SageMaker provides hosted Jupyter notebooks that require no setup, so you can begin processing your training data sets immediately. With a few clicks in the SageMaker console, you can create a fully managed notebook instance, pre-loaded with useful libraries for machine learning. You need only add your data.

We'll start by creating an Amazon S3 bucket that will be used throughout the workshop. We'll then create a SageMaker notebook instance, which we will use for the other workshop modules.

1. Create a S3 Bucket

SageMaker typically uses S3 as storage for data and model artifacts. In this step you'll create a S3 bucket for this purpose. To begin, sign into the AWS Management Console, https://console.aws.amazon.com/.

High-Level Instructions

Use the console or AWS CLI to create an Amazon S3 bucket. Keep in mind that your bucket's name must be globally unique across all regions and customers. We recommend using a name like smworkshop-firstname-lastname. If you get an error that your bucket name already exists, try adding additional numbers or characters until you find an unused name.

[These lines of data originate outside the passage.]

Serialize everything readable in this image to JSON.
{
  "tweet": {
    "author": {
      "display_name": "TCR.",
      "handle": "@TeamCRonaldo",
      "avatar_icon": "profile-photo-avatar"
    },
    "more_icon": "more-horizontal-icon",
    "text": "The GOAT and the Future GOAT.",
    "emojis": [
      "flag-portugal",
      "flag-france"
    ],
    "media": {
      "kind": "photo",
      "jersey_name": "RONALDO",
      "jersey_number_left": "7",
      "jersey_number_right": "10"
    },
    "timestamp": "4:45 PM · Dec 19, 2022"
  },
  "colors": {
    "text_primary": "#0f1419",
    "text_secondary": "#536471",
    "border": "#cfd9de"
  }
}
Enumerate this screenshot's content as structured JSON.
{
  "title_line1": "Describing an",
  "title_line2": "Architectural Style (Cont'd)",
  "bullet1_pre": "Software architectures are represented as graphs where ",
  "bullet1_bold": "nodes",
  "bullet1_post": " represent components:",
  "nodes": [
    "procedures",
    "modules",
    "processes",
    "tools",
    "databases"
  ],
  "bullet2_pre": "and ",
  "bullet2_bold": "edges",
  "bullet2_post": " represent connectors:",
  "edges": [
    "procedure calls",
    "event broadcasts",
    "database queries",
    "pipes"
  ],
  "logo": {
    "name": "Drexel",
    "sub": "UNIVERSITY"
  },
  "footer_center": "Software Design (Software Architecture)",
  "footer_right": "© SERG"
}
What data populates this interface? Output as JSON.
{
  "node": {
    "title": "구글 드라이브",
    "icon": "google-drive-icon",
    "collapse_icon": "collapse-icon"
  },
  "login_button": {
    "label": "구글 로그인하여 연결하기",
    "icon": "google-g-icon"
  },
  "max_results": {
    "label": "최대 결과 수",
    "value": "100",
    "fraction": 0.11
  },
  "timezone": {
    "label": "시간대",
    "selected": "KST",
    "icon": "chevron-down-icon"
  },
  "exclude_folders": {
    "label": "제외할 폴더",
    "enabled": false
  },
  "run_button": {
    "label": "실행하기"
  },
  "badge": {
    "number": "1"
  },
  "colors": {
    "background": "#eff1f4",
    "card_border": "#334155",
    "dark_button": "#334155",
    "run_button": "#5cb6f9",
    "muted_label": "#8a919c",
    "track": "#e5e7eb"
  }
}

Step-by-step instructions (expand for details)

  1. In the AWS Management Console, choose Services then select S3 under Storage.

  2. Choose +Create Bucket

  3. Provide a globally unique name for your bucket such as smworkshop-firstname-lastname.

  4. Select the Region you've chosen to use for this workshop from the dropdown.

  5. Choose Create in the lower left of the dialog without selecting a bucket to copy settings from.

2. Launching the Notebook Instance

  1. In the upper-right corner of the AWS Management Console, confirm you are in the desired AWS region. Select N. Virginia, Oregon, Ohio, or Ireland.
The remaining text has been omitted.